Koszykarze Siarki Tarnobrzeg przegrali ze Stalą z Ostrowa Wielkopolskiego 60:69 w meczu 3. kolejki Polskiej Ligi Koszykówki. To trzecia z rzędu porażka podopiecznych trenera Pyszniaka, z wyżej notowanymi rywalami.
W meczu ze Stalą w barwach Siarki miał zadebiutować nowy zawodnik – Travis Releford. Niestety z przyczyn niezależnych od naszego klubu na swój debiut koszykarz zza oceanu będzie musiał poczekać do najbliższego meczu z Rosą Radom.
Tarnobrzeżanie rozpoczęli ten mecz od mocnego uderzenia – po trafieniu Brandona Browna było już 8:0. Goście odpowiadali na to akcjami Szymona Szewczyka i Portera Troupe’a, ale ostatecznie dzięki rzutom Dariena Nelson-Henry’ego to Siarka po 10 minutach wygrywała 20:15.
Drugą kwartę BM Slam Stal rozpoczęła od serii 7:0 i po akcji 2+1 Władysława Koreniuka to ona miała przewagę. W ekipie gospodarzy wyróżniali się Tomasz Wojdyła i Nelson-Henry, ale sam mecz był wyrównany. Po kolejnej akcji Troupe’a ostrowianie przegrywali tylko punktem.

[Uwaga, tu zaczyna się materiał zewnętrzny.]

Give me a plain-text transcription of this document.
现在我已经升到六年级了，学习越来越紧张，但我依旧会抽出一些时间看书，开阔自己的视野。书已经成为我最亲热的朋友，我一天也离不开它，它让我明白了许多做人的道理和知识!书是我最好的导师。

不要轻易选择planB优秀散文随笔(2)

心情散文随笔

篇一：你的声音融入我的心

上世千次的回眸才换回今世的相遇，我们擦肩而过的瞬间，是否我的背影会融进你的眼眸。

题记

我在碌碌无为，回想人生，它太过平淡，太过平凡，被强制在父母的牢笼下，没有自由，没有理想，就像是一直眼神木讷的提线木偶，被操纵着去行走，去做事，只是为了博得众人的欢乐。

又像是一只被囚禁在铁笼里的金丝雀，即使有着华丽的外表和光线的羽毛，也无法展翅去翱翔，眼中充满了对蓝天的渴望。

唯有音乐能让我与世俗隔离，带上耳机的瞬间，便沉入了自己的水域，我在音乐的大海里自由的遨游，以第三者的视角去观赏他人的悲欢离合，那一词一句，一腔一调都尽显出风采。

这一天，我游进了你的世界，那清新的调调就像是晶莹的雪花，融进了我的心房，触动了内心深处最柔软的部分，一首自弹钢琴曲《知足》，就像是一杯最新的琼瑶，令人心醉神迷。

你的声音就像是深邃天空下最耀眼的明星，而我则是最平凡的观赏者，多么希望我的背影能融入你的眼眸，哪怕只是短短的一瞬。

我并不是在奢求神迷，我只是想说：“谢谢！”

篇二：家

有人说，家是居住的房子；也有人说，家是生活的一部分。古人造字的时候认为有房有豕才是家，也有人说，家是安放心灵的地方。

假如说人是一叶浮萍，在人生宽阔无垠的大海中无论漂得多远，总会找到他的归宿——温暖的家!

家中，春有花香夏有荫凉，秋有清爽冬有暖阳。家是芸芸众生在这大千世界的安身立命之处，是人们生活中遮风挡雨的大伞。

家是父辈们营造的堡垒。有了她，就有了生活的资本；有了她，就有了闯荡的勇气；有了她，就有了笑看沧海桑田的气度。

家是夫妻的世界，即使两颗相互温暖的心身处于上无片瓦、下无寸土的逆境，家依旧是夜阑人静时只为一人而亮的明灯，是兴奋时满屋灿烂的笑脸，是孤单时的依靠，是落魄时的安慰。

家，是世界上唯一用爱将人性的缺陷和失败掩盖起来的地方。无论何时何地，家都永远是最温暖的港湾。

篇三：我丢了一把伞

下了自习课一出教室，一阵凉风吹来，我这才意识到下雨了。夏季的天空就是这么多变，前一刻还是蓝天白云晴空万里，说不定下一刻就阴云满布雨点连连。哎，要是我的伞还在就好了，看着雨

Trzecia kwarta nie przyniosła znacznych zmian, ponieważ rywalizacja ciągle była bardzo zacięta. Ostatecznie dzięki akcji Aarona Johnsona i rzutom wolnym Marvina Jeffersona to BM Slam Stal po 30 minutach prowadziła 48:46.
W ostatniej kwarcie wyróżniali się Tomasz Ochońko i Kamil Chanas, a po trójce Szymona Szewczyka goście mieli siedem punktów przewagi. Kluczowe trafienia należały jednak do Ochońki – to dzięki nim zespół prowadzony przez trenera Emila Rajkovicia wygrał 69:60.
Porter Troupe był najlepszym strzelcem gości – rzucił 14 punktów. Punkt mniej dołożył Tomasz Ochońko. W ekipie z Tarnobrzega wyróżniał się Tomasz Wojdyła z 16 punktami i sześcioma zbiórkami.
SIARKA TARNOBRZEG – BM SLAM OSTRÓW WIELKOPOLSKI 60:69 (20:15, 13:17, 13:16, 14:21)
SIARKA: Wojdyła 16 (2×3), Brown 12 (1×3), Jakóbczyk 12 (2×3), Darien Nelson – Henry 10, Patoka 5 (1×3), Welsh 3 (1×3), Malczyk 2, Musijowski 0, Pandura 0
STAL: Troupe 14, Ochońko 13, Nikołow 12, Szewczyk 10 (1×3), Chanas 9 (1×3), Johnson 4, Jefferson 4, Koreniuk 3, Kaczmarczyk 0, Majewski 0
W ramach 4. kolejki Siarkę czeka kolejny trudny mecz, w Radomiu z miejscową Rosą. Spotkanie rozegrane zostanie w sobotę 29. października, początek godz.18.
źródło: PLK
video: Agnieszka Nycz
foto: Piotr Morawski
Puste smutne trybuny i zenujaca gra pseudo koszykarzy.Ot i cala historia tarnobrzeskiej koszykowki za pare milionow zloty publicznych pieniedzy.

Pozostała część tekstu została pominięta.